Process each element with a min-heap capped at k=3:

  Add 7  → heap: [7]
  Add 1  → heap: [1,7]
  Add 3  → heap: [1,3,7]
  Add 9  → size=4 > 3 → poll min(1)  → heap: [3,7,9]
  Add 2  → size=4 > 3 → poll min(2)  → heap: [3,7,9]
  Add 5  → size=4 > 3 → poll min(3)  → heap: [5,7,9]

Result heap (min-heap): root=5 is the k-th largest
3 largest elements: {5, 7, 9} ✓

Reading the result — two approaches:

After the heap is capped at size k, you can read results two ways:

Option A — poll and prepend (newest-first / largest-first):

// min-heap of size k holds k largest; drain newest-first by prepending
List<Integer> result = new ArrayList<>();
while (!heap.isEmpty()) {
    result.add(0, heap.poll());  // prepend reverses ascending poll order
}
// result: [9, 7, 5]  (largest first)

Option B — poll and append, then reverse:

List<Integer> result = new ArrayList<>();
while (!heap.isEmpty()) {
    result.add(heap.poll());
}
Collections.reverse(result);
// result: [9, 7, 5]  (largest first)

Key insight — use the opposite heap type:

Goal Heap type Why
k smallest Max-heap of size k Root = k-th smallest; anything larger gets evicted
k largest Min-heap of size k Root = k-th largest; anything smaller gets evicted

Pattern 3: Merging k Sorted Lists/Arrays

  • Use min heap to efficiently find the next smallest element
  • Add first element from each list to the heap
  • Repeatedly extract min and add its successor from the same list
  • Time: O(n log k) where n is total elements, k is number of lists

Pattern 4: Median Maintenance (Dual Heap)

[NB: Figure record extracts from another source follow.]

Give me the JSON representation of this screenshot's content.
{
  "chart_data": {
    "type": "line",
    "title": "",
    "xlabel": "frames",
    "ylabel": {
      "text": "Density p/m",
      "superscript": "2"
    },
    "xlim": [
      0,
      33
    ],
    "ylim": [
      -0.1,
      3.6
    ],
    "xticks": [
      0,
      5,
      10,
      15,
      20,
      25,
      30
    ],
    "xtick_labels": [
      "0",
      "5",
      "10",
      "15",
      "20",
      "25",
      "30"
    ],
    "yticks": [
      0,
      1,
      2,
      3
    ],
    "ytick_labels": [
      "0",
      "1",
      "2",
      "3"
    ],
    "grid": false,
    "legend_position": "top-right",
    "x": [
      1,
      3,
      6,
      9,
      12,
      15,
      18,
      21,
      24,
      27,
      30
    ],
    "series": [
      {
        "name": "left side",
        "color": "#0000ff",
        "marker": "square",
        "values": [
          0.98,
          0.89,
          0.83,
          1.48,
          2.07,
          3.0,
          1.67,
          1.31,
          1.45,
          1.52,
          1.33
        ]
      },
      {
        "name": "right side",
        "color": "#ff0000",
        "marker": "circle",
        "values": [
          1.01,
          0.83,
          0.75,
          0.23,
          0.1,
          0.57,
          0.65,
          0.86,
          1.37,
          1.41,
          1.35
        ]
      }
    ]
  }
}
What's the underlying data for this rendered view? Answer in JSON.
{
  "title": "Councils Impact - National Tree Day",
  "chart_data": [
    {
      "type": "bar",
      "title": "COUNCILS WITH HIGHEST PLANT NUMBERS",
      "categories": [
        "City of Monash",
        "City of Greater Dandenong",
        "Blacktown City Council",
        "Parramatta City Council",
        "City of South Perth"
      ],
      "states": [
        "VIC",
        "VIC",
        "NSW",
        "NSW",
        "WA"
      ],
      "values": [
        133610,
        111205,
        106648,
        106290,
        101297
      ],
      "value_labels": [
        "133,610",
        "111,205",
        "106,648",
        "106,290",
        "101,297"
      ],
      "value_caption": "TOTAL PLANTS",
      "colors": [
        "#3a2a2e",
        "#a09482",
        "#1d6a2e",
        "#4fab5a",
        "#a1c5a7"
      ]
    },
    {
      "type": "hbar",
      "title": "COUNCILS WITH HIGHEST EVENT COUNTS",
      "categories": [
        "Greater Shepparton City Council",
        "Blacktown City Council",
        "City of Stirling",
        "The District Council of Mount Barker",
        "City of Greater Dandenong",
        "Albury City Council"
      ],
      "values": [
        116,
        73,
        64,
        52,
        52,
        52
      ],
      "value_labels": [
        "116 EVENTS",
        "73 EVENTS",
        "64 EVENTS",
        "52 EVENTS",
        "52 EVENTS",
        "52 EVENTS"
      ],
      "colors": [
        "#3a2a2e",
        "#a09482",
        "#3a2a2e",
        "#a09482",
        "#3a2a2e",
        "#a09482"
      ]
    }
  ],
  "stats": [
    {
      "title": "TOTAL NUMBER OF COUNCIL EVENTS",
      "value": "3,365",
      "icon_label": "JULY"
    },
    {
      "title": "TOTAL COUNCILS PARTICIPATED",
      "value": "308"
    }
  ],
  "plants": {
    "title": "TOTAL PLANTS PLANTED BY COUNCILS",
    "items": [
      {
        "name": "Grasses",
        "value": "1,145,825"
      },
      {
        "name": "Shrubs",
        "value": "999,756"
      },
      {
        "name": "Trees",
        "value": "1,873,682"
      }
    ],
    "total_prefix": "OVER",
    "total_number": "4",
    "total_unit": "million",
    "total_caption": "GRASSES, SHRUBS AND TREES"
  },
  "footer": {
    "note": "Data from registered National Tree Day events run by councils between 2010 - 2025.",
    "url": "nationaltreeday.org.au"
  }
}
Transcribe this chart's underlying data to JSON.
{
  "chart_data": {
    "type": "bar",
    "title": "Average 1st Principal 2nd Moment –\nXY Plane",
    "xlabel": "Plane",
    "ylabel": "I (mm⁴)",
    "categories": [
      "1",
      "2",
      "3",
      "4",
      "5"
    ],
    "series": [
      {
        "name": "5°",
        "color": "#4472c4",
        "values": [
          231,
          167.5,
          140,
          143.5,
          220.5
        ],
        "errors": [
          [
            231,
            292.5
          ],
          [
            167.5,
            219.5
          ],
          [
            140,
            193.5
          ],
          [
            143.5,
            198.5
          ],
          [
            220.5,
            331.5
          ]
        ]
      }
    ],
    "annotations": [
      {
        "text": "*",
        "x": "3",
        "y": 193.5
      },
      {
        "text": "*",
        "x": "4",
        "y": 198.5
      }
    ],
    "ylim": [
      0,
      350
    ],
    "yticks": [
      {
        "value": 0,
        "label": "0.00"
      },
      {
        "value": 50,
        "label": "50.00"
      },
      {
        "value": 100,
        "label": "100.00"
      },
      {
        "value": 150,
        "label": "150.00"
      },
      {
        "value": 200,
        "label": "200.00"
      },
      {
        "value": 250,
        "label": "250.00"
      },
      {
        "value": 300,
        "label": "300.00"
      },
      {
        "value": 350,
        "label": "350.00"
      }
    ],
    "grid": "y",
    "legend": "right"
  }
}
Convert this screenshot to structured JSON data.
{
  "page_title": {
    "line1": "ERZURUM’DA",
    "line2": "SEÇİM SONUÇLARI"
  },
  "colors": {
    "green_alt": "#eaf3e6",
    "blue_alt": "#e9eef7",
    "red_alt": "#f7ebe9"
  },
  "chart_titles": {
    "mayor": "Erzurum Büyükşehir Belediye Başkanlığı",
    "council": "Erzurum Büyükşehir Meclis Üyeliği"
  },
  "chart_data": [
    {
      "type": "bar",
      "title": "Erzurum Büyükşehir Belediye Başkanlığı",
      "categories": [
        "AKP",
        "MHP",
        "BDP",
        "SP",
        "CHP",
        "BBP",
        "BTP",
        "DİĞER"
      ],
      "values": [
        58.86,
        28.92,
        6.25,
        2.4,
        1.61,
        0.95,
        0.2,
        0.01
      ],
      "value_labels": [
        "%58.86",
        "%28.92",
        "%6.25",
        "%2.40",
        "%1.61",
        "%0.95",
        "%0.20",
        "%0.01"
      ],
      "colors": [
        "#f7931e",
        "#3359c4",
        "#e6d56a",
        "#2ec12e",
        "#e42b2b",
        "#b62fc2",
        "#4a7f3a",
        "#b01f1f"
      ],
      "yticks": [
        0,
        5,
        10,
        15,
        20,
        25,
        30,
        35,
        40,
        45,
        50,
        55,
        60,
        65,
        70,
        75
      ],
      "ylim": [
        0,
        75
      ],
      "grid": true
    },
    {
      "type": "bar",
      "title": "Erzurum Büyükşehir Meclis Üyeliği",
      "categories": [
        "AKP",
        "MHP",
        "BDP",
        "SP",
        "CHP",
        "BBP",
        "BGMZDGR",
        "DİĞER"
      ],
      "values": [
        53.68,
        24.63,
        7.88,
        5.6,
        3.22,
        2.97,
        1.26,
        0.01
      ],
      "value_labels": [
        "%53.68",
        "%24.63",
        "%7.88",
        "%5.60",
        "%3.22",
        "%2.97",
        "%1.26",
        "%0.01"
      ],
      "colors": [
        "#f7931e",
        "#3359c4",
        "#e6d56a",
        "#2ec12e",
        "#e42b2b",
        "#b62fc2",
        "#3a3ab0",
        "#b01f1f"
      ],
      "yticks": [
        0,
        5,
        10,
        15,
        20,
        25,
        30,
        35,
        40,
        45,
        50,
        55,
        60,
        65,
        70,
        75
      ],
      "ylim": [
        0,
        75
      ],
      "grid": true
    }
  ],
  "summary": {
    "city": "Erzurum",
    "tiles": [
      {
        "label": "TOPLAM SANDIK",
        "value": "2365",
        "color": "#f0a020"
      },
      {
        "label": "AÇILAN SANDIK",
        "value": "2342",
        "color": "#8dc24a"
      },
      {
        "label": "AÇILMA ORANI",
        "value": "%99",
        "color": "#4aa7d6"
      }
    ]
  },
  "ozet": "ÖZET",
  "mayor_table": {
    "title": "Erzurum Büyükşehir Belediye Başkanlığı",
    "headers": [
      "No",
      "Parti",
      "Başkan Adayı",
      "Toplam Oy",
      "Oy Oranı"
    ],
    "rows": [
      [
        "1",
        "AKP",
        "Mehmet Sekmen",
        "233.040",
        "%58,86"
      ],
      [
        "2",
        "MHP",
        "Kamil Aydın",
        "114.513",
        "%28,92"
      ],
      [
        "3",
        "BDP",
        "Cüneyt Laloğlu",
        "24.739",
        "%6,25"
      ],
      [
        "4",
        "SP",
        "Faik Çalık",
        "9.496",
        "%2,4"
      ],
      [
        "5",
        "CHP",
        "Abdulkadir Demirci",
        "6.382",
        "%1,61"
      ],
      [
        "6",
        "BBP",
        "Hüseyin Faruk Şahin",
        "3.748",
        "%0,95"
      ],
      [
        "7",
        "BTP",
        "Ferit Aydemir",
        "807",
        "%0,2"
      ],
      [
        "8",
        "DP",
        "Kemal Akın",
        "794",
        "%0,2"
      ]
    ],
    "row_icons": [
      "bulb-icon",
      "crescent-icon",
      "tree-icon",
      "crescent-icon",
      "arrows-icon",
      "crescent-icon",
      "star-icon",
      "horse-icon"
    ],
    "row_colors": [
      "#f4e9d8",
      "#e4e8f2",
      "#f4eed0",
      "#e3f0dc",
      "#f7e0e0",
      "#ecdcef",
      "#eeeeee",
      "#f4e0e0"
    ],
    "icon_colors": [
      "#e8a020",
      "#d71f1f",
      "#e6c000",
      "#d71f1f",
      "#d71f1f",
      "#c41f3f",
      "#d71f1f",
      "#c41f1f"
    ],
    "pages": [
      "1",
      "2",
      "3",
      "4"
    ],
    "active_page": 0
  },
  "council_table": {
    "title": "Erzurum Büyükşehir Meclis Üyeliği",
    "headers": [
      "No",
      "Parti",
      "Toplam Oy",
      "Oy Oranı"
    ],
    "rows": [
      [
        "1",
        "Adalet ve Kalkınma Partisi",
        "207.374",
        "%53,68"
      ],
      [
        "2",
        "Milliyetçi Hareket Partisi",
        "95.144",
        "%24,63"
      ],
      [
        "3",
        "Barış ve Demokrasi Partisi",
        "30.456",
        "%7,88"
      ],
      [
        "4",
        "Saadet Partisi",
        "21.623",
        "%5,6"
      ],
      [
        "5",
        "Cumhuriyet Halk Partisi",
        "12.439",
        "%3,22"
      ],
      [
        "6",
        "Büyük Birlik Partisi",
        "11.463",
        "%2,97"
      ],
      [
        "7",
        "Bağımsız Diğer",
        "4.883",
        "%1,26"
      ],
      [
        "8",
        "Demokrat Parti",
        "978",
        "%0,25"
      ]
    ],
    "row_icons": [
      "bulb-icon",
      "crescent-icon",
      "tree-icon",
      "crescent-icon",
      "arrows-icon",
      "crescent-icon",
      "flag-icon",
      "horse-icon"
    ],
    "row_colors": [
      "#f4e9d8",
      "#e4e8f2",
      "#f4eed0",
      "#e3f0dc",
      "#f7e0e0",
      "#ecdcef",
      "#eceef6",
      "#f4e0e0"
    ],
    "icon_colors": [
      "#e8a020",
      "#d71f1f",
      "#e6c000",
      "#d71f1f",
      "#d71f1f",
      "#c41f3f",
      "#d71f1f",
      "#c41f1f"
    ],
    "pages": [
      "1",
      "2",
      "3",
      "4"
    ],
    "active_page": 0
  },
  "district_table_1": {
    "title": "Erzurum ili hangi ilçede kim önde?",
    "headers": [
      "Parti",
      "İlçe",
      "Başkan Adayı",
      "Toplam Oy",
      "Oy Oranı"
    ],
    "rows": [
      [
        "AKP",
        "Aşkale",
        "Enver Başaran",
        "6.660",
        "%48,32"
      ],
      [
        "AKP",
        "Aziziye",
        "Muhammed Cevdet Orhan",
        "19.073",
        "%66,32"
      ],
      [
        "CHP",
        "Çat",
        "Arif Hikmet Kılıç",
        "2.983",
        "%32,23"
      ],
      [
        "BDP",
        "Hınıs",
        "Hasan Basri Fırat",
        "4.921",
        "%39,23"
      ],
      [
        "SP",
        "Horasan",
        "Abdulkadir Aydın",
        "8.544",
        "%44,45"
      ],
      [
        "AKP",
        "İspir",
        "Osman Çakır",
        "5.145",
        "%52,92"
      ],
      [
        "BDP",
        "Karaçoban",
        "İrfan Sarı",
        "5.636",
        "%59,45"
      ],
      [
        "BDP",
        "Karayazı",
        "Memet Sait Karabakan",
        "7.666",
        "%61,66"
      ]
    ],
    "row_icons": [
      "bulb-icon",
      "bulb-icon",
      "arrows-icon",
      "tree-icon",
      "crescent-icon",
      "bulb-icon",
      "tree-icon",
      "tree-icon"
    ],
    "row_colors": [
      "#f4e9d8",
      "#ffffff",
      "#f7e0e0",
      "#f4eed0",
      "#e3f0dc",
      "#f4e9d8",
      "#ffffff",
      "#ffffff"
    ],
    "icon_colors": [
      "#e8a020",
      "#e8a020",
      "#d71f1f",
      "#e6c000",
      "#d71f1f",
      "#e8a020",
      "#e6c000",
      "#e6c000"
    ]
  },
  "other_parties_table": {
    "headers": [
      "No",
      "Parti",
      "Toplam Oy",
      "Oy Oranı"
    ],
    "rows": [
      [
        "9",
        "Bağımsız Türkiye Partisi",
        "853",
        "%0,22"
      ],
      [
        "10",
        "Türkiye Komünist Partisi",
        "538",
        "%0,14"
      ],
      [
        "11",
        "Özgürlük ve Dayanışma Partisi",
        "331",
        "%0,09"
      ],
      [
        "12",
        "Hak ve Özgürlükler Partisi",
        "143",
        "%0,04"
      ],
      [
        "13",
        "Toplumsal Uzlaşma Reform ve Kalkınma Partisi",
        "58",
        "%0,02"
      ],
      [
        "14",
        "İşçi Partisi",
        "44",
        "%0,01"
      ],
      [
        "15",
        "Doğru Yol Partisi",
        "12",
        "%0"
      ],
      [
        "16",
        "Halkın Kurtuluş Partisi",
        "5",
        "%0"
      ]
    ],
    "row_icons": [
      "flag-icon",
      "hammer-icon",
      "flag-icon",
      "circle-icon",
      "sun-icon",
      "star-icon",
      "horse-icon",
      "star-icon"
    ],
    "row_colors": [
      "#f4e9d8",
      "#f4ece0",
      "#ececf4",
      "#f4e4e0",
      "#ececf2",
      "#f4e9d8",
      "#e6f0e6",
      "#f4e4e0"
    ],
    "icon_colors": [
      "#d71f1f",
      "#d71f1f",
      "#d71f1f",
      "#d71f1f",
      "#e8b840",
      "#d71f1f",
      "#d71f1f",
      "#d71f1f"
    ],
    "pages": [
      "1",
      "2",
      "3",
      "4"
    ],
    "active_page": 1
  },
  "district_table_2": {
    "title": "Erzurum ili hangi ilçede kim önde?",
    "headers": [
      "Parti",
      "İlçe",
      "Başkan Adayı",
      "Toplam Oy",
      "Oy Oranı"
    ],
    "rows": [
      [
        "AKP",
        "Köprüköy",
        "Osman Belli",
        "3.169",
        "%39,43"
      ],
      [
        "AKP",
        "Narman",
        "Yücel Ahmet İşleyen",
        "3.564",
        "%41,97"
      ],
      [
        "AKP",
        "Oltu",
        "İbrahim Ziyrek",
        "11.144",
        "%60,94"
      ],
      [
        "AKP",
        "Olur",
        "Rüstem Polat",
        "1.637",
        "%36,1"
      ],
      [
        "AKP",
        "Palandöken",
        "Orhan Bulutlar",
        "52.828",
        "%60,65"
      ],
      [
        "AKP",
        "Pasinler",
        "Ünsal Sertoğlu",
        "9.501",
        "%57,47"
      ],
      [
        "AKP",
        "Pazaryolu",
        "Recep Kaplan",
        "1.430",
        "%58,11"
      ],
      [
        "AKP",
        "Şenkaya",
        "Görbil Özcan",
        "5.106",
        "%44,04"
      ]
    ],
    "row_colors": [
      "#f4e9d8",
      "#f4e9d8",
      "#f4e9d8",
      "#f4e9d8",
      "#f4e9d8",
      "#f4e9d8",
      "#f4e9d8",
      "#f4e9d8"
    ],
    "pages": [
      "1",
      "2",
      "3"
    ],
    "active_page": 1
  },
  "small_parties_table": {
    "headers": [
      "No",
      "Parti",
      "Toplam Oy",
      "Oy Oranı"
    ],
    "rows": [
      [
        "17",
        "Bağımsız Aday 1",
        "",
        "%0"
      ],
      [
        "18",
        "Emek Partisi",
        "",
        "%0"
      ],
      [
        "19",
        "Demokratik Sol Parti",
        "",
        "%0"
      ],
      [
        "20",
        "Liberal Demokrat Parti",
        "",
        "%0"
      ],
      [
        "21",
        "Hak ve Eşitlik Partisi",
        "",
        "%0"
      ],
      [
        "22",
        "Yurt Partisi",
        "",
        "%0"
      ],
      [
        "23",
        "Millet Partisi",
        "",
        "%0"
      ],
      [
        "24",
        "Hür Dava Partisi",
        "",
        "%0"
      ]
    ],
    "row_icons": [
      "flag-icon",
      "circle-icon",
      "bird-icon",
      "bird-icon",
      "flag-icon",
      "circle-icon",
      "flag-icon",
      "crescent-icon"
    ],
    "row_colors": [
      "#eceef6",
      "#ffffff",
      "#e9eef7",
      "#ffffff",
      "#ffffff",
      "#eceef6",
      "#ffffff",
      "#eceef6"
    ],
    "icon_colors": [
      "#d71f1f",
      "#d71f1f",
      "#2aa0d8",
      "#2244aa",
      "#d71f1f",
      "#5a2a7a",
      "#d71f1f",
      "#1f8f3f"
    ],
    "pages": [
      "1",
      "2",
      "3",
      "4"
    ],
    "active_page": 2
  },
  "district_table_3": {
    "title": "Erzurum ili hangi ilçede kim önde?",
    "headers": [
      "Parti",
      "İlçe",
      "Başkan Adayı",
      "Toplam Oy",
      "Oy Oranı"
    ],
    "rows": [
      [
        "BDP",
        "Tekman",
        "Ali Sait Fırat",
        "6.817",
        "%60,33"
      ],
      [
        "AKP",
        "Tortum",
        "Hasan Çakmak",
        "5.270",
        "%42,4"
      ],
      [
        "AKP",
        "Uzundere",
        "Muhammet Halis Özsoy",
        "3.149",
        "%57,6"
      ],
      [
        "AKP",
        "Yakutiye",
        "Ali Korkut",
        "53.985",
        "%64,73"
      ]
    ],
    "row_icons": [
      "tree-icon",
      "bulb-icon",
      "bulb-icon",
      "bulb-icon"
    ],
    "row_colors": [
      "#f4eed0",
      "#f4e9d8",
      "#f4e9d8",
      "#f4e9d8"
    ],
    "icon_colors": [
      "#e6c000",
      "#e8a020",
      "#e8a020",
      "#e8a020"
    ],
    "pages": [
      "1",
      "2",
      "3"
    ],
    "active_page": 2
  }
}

  • Use two heaps to efficiently track median
  • Max heap: stores the smaller half of elements (can quickly access largest of small half)
  • Min heap: stores the larger half of elements (can quickly access smallest of large half)
  • Balance sizes: difference should be at most 1
  • Median is accessible in O(1):
    • If heaps equal size: average of both roots
    • Otherwise: root of the larger heap

Pattern 5: Top K Frequent Elements

  • Use hash map to count frequencies
  • Use min heap of size k to track k most frequent elements
  • Keep removing element with smallest frequency when heap exceeds k

See: Top K Frequent Elements for a complete implementation.

9.0.6 Min Heap vs Max Heap Comparison

Aspect Min Heap Max Heap
Root Element Minimum element Maximum element
Heap Property Parent \(\le\) Children Parent \(\ge\) Children
Go Less Method h[i] < h[j] (smaller bubbles up) h[i] > h[j] (larger bubbles up)
Java Default PriorityQueue<>() PriorityQueue<>(Collections.reverseOrder())
Primary Use Get minimum quickly Get maximum quickly
Extract Order Ascending (smallest first) Descending (largest first)
K Smallest Not ideal (use max heap) ✓ Maintain max heap of size k
K Largest ✓ Maintain min heap of size k Not ideal (use min heap)
Merge K Lists ✓ Always extract smallest Could use, but typically min heap
Median (lower half) Not used ✓ Stores smaller half, root is largest of small
Median (upper half) ✓ Stores larger half, root is smallest of large Not used

Key Insight: The choice between min and max heap depends on which extreme (minimum or maximum) you need quick access to. For k-element problems, use the opposite heap type (max heap for k smallest, min heap for k largest) to efficiently maintain the boundary element.